Following this framework, we can make a prediction: over time, companies that develop foundational models will likely choose the first path, gradually restricting API access to their most advanced models.
To believe in the second path, you must assume that models like Opus and GPT are powerful and trustworthy enough to remain open, allowing competing models to use their outputs as input, but without third parties leaving. This means model companies are betting on other sources of power: the Lindy effect (if they believe users don't want to build trust in new models), developer network effects (if they believe users will build an ecosystem heavily reliant on their API's openness), or economies of scale (if they believe maximizing API calls will allow them to amortize the fixed costs of training cutting-edge models).
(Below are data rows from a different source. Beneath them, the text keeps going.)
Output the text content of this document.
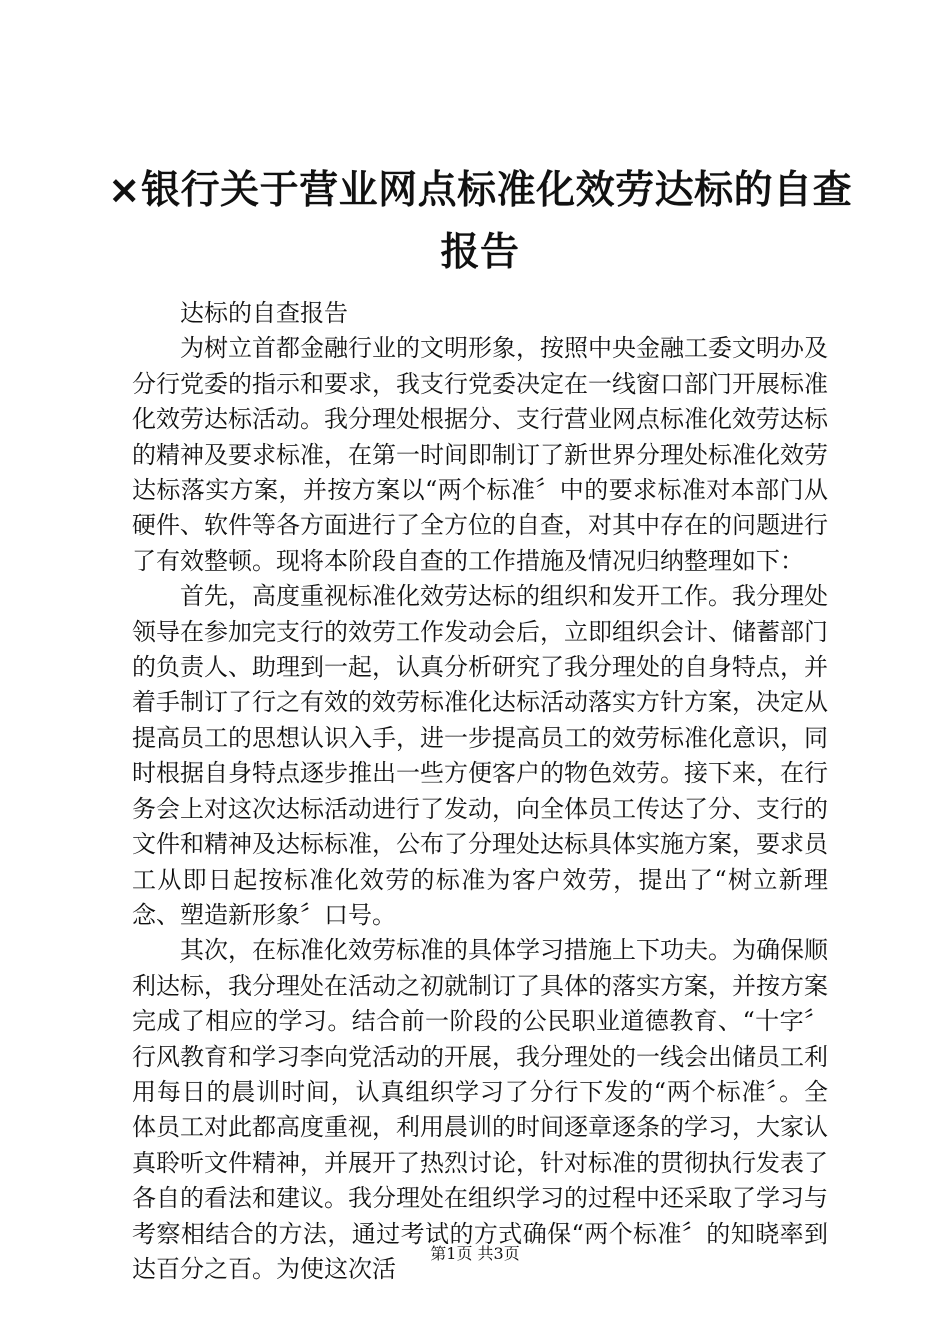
×银行关于营业网点标准化效劳达标的自查报告

达标的自查报告

为树立首都金融行业的文明形象，按照中央金融工委文明办及分行党委的指示和要求，我支行党委决定在一线窗口部门开展标准化效劳达标活动。我分理处根据分、支行营业网点标准化效劳达标的精神及要求标准，在第一时间即制订了新世界分理处标准化效劳达标落实方案，并按方案以“两个标准〞中的要求标准对本部门从硬件、软件等各方面进行了全方位的自查，对其中存在的问题进行了有效整顿。现将本阶段自查的工作措施及情况归纳整理如下：

首先，高度重视标准化效劳达标的组织和发开工作。我分理处领导在参加完支行的效劳工作发动会后，立即组织会计、储蓄部门的负责人、助理到一起，认真分析研究了我分理处的自身特点，并着手制订了行之有效的效劳标准化达标活动落实方针方案，决定从提高员工的思想认识入手，进一步提高员工的效劳标准化意识，同时根据自身特点逐步推出一些方便客户的物色效劳。接下来，在行务会上对这次达标活动进行了发动，向全体员工传达了分、支行的文件和精神及达标标准，公布了分理处达标具体实施方案，要求员工从即日起按标准化效劳的标准为客户效劳，提出了“树立新理念、塑造新形象〞口号。

其次，在标准化效劳标准的具体学习措施上下功夫。为确保顺利达标，我分理处在活动之初就制订了具体的落实方案，并按方案完成了相应的学习。结合前一阶段的公民职业道德教育、“十字〞行风教育和学习李向党活动的开展，我分理处的一线会出储员工利用每日的晨训时间，认真组织学习了分行下发的“两个标准〞。全体员工对此都高度重视，利用晨训的时间逐章逐条的学习，大家认真聆听文件精神，并展开了热烈讨论，针对标准的贯彻执行发表了各自的看法和建议。我分理处在组织学习的过程中还采取了学习与考察相结合的方法，通过考试的方式确保“两个标准〞的知晓率到达百分之百。为使这次活

第1页 共3页
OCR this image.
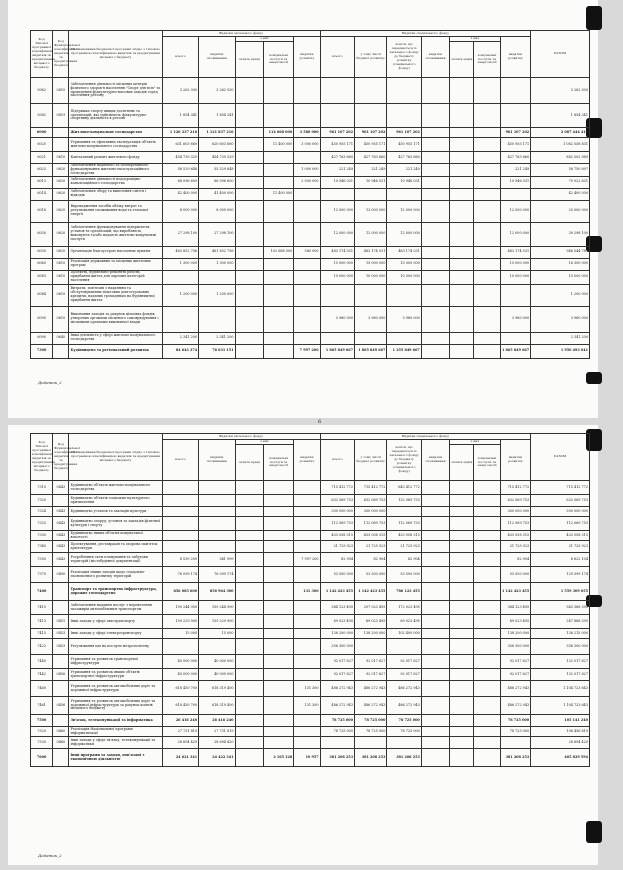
Код Типової програмної класифікації видатків та кредитування місцевого бюджету	Код Функціональної класифікації видатків та кредитування бюджету	Найменування бюджетної програми згідно з типовою програмною класифікацією видатків та кредитування місцевого бюджету	Видатки загального фонду					Видатки спеціального фонду							РАЗОМ
			всього	видатки споживання	з них		видатки розвитку	всього	у тому числі бюджет розвитку	кошти, що передаються із загального фонду до бюджету розвитку (спеціального фонду)	видатки споживання	з них		видатки розвитку	
					оплата праці	комунальні послуги та енергоносії						оплата праці	комунальні послуги та енергоносії		

5062	0810	Забезпечення діяльності місцевих центрів фізичного здоров'я населення "Спорт для всіх" та проведення фізкультурно-масових заходів серед населення регіону	3 262 930	3 262 930											3 262 930
5082	0819	Підтримка спорту вищих досягнень та організацій, які здійснюють фізкультурно-спортивну діяльність в регіоні	1 854 341	1 854 341											1 854 341
6000		Житлово-комунальне господарство	1 126 337 216	1 121 837 216		114 068 000	3 580 000	961 107 202	961 107 202	961 107 202				961 107 202	2 087 444 418
6020		Утримання та ефективна експлуатація об'єктів житлово-комунального господарства	631 603 660	620 603 660		11 400 000	3 000 000	450 955 171	450 955 171	450 955 171				450 955 171	1 082 558 831
6021	0610	Капітальний ремонт житлового фонду	454 739 329	454 739 329				427 763 660	427 763 660	427 763 660				427 763 660	882 502 989
6023	0620	Забезпечення надійного та безперебійного функціонування житлово-експлуатаційного господарства	58 529 648	55 529 648			1 000 000	221 249	221 249	221 249				221 249	58 750 897
6013	0620	Забезпечення діяльності водопровідно-каналізаційного господарства	68 096 600	66 096 600			2 000 000	10 946 031	10 946 031	10 946 031				10 946 031	79 022 631
6014	0620	Забезпечення збору та вивезення сміття і відходів	42 400 000	41 400 000		11 400 000									42 400 000
6016	0620	Впровадження засобів обліку витрат та регулювання споживання води та теплової енергії	8 000 000	8 000 000				12 000 000	12 000 000	12 000 000				12 000 000	20 000 000
6030	0620	Забезпечення функціонування підприємств, установ та організацій, що виробляють, виконують та/або надають житлово-комунальні послуги	27 298 100	27 298 100				12 000 000	12 000 000	12 000 000				12 000 000	39 298 100
6030	0620	Організація благоустрою населених пунктів	463 852 756	461 852 756		102 668 000	580 000	483 174 031	483 174 031	483 174 031				483 174 031	946 044 787
6060	0610	Реалізація державних та місцевих житлових програм	1 300 000	1 300 000				15 000 000	15 000 000	15 000 000				15 000 000	16 300 000
6083	0610	Проектні, будівельно-ремонтні роботи, придбання житла для окремих категорій населення						10 000 000	10 000 000	10 000 000				10 000 000	10 000 000
6084	0610	Витрати, пов'язані з наданням та обслуговуванням пільгових довгострокових кредитів, наданих громадянам на будівництво/придбання житла	1 200 000	1 200 000											1 200 000
6090	0610	Виконання заходів за рахунок цільових фондів, утворених органами місцевого самоврядування і місцевими органами виконавчої влади						3 960 000	3 960 000	3 960 000				3 960 000	3 960 000
6090	0640	Інша діяльність у сфері житлово-комунального господарства	2 341 200	2 341 200											2 341 200
7300		Будівництво та регіональний розвиток	84 643 374	76 631 151			7 997 200	1 865 849 667	1 865 849 667	1 255 849 667				1 865 849 667	1 950 493 041
Додаток_2
6
Код Типової програмної класифікації видатків та кредитування місцевого бюджету	Код Функціональної класифікації видатків та кредитування бюджету	Найменування бюджетної програми згідно з типовою програмною класифікацією видатків та кредитування місцевого бюджету	Видатки загального фонду					Видатки спеціального фонду							РАЗОМ
			всього	видатки споживання	з них		видатки розвитку	всього	у тому числі бюджет розвитку	кошти, що передаються із загального фонду до бюджету розвитку (спеціального фонду)	видатки споживання	з них		видатки розвитку	
					оплата праці	комунальні послуги та енергоносії						оплата праці	комунальні послуги та енергоносії		

7310	0443	Будівництво об'єктів житлово-комунального господарства						715 412 772	715 412 772	643 412 772				715 412 772	715 412 772
7320		Будівництво об'єктів соціально-культурного призначення						632 069 753	632 069 753	132 069 753				632 069 753	632 069 753
7324	0443	Будівництво установ та закладів культури						300 000 000	300 000 000					300 000 000	300 000 000
7325	0443	Будівництво споруд, установ та закладів фізичної культури і спорту						112 069 753	112 069 753	112 069 753				112 069 753	112 069 753
7330	0443	Будівництво інших об'єктів комунальної власності						433 058 315	433 058 315	433 058 315				433 058 315	433 058 315
7340	0443	Проектування, реставрація та охорона пам'яток архітектури						21 725 923	21 725 923	21 725 923				21 725 923	21 725 923
7350	0443	Розроблення схем планування та забудови територій (містобудівної документації)	8 539 200	541 999			7 997 200	82 904	82 904	82 904				82 904	8 622 104
7370	0490	Реалізація інших заходів щодо соціально-економічного розвитку територій	76 099 174	76 099 174				53 500 000	53 500 000	53 500 000				53 500 000	129 599 174
7400		Транспорт та транспортна інфраструктура, дорожнє господарство	856 085 600	856 964 300			131 300	1 142 423 455	1 142 423 455	786 123 455				1 142 423 455	1 559 309 055
7410		Забезпечення надання послуг з перевезення пасажирів автомобільним транспортом	159 244 900	159 244 900				384 123 495	207 023 495	172 023 495				384 123 495	543 368 395
7413	0451	Інші заходи у сфері автотранспорту	159 229 900	159 229 900				69 023 495	69 023 495	69 023 495				69 023 495	247 868 395
7415	0453	Інші заходи у сфері електротранспорту	15 000	15 000				138 200 000	138 200 000	102 400 000				138 200 000	138 215 000
7422	0453	Регулювання цін на послуги метрополітену						356 300 000						356 300 000	356 300 000
7440		Утримання та розвиток транспортної інфраструктури	40 000 000	40 000 000				92 017 627	92 017 627	92 017 627				92 017 627	132 017 627
7442	0456	Утримання та розвиток інших об'єктів транспортної інфраструктури	40 000 000	40 000 000				92 017 627	92 017 627	92 017 627				92 017 627	132 017 627
7460		Утримання та розвиток автомобільних доріг та дорожньої інфраструктури	618 450 700	618 319 400			131 300	486 272 943	486 272 943	486 272 943				486 272 943	1 104 723 643
7461	0456	Утримання та розвиток автомобільних доріг та дорожньої інфраструктури за рахунок коштів місцевого бюджету	618 450 700	618 319 400			131 300	486 272 943	486 272 943	486 272 943				486 272 943	1 104 723 643
7500		Зв'язок, телекомунікації та інформатика	26 416 240	26 416 240				78 725 000	78 725 000	78 725 000				78 725 000	105 141 240
7520	0460	Реалізація Національної програми інформатизації	27 731 819	27 731 819				78 725 000	78 725 000	78 725 000				78 725 000	106 456 819
7530	0460	Інші заходи у сфері зв'язку, телекомунікації та інформатики	28 694 420	28 694 420											28 694 420
7600		Інші програми та заходи, пов'язані з економічною діяльністю	24 621 341	24 422 341		2 165 128	10 957	381 208 253	381 208 253	381 208 253				381 208 253	405 829 594
Додаток_2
However, current evidence points in the opposite direction. The dynamics of the "hottest model of the month" remain strong, with users readily migrating to the best available model—a trend we saw again in the recent surge in Claude usage after the release of Opus 4.5. At the model level, there are no clear signs of developer network effects—interoperability between APIs is increasing, not decreasing, and the surrounding tool ecosystem is actively resisting lock-in, deliberately making it easy to switch vendors. Furthermore, the economies of scale during the training phase are no longer sufficient as a moat, as distillation techniques allow competitors to train comparable models at a much lower cost. Without alternative sources of power, foundational AI companies are likely to reserve limited access for enthusiasts, focusing instead on B2B deployments with strict usage controls and monitoring. Increasingly, the winning option will be to refuse to play this game.
This is a worrying outcome because the current explosion of consumer AI products is built on the foundation of these model providers. It also opens the door to reverse positioning: if leading labs become increasingly restrictive in their access, there is value to be gained by choosing competitors with weaker moats but a strong commitment to continued openness.